MAHKEMESİ :ASLİYE HUKUK MAHKEMESİ
DAVA TÜRÜ :TAPU İPTALİ VE TESCİL-TENKİS
Taraflar arasında görülen davada;
Davacılar, mirasbırakanları ...'ın 258 ada 5 parsel sayılı taşınmazını davalı oğluna satış suretiyle devrettiğini, yapılan işlemlerin mirasçıdan mal kaçırma amaçlı, bedelsiz ve muvazaalı olduğunu ileri sürerek, çekişmeli taşınmazın tapu kaydının miras payları oranında iptali ile adlarına tesciline, olmazsa tenkise karar verilmesini istemişlerdir.
Davalı, temlikin gerçek satış işlemi olduğunu belirterek davanın reddini savunmuştur.

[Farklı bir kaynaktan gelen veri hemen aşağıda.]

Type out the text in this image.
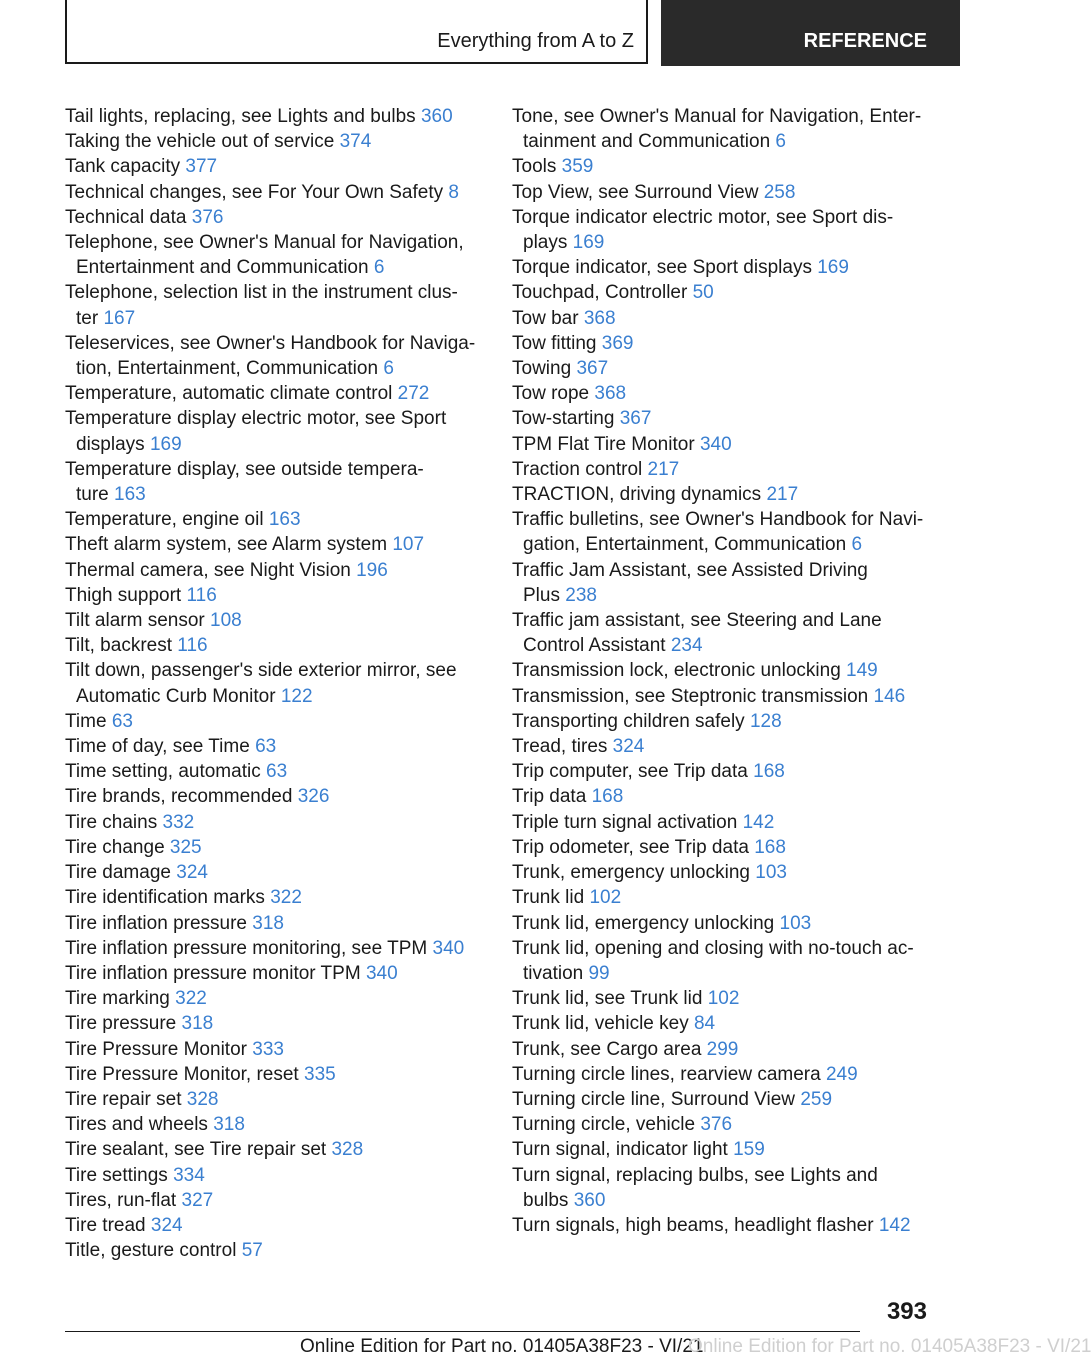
Everything from A to Z	REFERENCE

Tail lights, replacing, see Lights and bulbs 360

Taking the vehicle out of service 374

Tank capacity 377

Technical changes, see For Your Own Safety 8

Technical data 376

Telephone, see Owner's Manual for Navigation,
Entertainment and Communication 6

Telephone, selection list in the instrument clus-
ter 167

Teleservices, see Owner's Handbook for Naviga-
tion, Entertainment, Communication 6

Temperature, automatic climate control 272

Temperature display electric motor, see Sport
displays 169

Temperature display, see outside tempera-
ture 163

Temperature, engine oil 163

Theft alarm system, see Alarm system 107

Thermal camera, see Night Vision 196

Thigh support 116

Tilt alarm sensor 108

Tilt, backrest 116

Tilt down, passenger's side exterior mirror, see
Automatic Curb Monitor 122

Time 63

Time of day, see Time 63

Time setting, automatic 63

Tire brands, recommended 326

Tire chains 332

Tire change 325

Tire damage 324

Tire identification marks 322

Tire inflation pressure 318

Tire inflation pressure monitoring, see TPM 340

Tire inflation pressure monitor TPM 340

Tire marking 322

Tire pressure 318

Tire Pressure Monitor 333

Tire Pressure Monitor, reset 335

Tire repair set 328

Tires and wheels 318

Tire sealant, see Tire repair set 328

Tire settings 334

Tires, run-flat 327

Tire tread 324

Title, gesture control 57

Tone, see Owner's Manual for Navigation, Enter-
tainment and Communication 6

Tools 359

Top View, see Surround View 258

Torque indicator electric motor, see Sport dis-
plays 169

Torque indicator, see Sport displays 169

Touchpad, Controller 50

Tow bar 368

Tow fitting 369

Towing 367

Tow rope 368

Tow-starting 367

TPM Flat Tire Monitor 340

Traction control 217

TRACTION, driving dynamics 217

Traffic bulletins, see Owner's Handbook for Navi-
gation, Entertainment, Communication 6

Traffic Jam Assistant, see Assisted Driving
Plus 238

Traffic jam assistant, see Steering and Lane
Control Assistant 234

Transmission lock, electronic unlocking 149

Transmission, see Steptronic transmission 146

Transporting children safely 128

Tread, tires 324

Trip computer, see Trip data 168

Trip data 168

Triple turn signal activation 142

Trip odometer, see Trip data 168

Trunk, emergency unlocking 103

Trunk lid 102

Trunk lid, emergency unlocking 103

Trunk lid, opening and closing with no-touch ac-
tivation 99

Trunk lid, see Trunk lid 102

Trunk lid, vehicle key 84

Trunk, see Cargo area 299

Turning circle lines, rearview camera 249

Turning circle line, Surround View 259

Turning circle, vehicle 376

Turn signal, indicator light 159

Turn signal, replacing bulbs, see Lights and
bulbs 360

Turn signals, high beams, headlight flasher 142

393
Online Edition for Part no. 01405A38F23 - VI/21
Online Edition for Part no. 01405A38F23 - VI/21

İlk Derece Mahkemesince, davanın kabulüne karar verilmiş, verilen kararın istinafı üzerine, Bölge Adliye Mahkemesince davalının istinaf başvurusunun esastan reddine ilişkin olarak verilen karar Dairece, “Somut olayda, mal kaçırma amacı ile hareket etmesi halinde mirasçılarına herhangi bir şey bırakmama eğilimi ile hareket edecek olan mirasbırakanın geride çekişmeli taşınmazdan yaklaşık 6 kattan fazla değerli değişik vasıflarda çok sayıda taşınmaz bıraktığı görülmektedir. Mirasbırakanın mal kaçırmak gibi bir niyeti olsa idi, bu taşınmazların tamamını ya da birçoğunu da devredebilecekken, böyle bir tasarrufta bulunmamıştır. Ayrıca, her ne kadar davacıların tanık listesinde isimlerini bildirdiği kişiler mahkemece mahalli bilirkişi olarak dinlenmiş ise de, anılan kişilerin ve diğer dinlenen davacı tanıklarının beyanlarından, mirasbırakanın mal kaçırmak iradesiyle hareket ettiğinin kanıtlanamadığı, mirasbırakanın davacılardan mal kaçırmasını gerektirir somut bir olgunun da ortaya konulamadığı, aksine dinlenen tanık beyanlarından, davalı tarafından mirasbırakana çekişmeli taşınmazın alımı ve üzerindeki evin inşaası için sürekli para gönderildiği, davalının çekişmeli taşınmazı alım gücünün bulunduğu anlaşılmaktadır. Tüm bu olgu ve deliller, yukarıda değinilen ilkelerle birlikte değerlendirildiğinde, mirasbırakanın yaptığı temlik ile mirasçılarından mal kaçırmak amacıyla hareket etmediği, davacı tarafın iddiasını, 6100 sayılı HMK’nun 190. ve 4721 sayılı TMK’nun 6. maddeleri uyarınca ispat edemediği sonucuna varılmaktadır. Hal böyle olunca, davanın reddine karar verilmesi gerekirken delillerin takdirinde yanılgıya düşülerek yazılı şekilde karar verilmesi doğru değildir.” gerekçesi ile bozulması üzerine bozmaya uyularak yapılan yargılama neticesinde davanın reddine karar verilmiştir.
Karar, davacılar vekili tarafından süresinde temyiz edilmiş olmakla Tetkik Hâkimi ...’ın raporu okundu, düşüncesi alındı. Dosya incelendi, gereği görüşülüp düşünüldü.
-KARAR-
Hükmüne uyulan bozma kararında, gösterildiği şekilde işlem yapılarak karar verilmiştir. Davacıların yerinde bulunmayan temyiz itirazının reddiyle, usul ve yasaya ve bozma kararının gerekçelerine uygun olan hükmün ONANMASINA, davacılardan harç peşin alındığından başkaca harç alınmasına yer olmadığına, 15/09/2021 tarihinde oybirliğiyle karar verildi.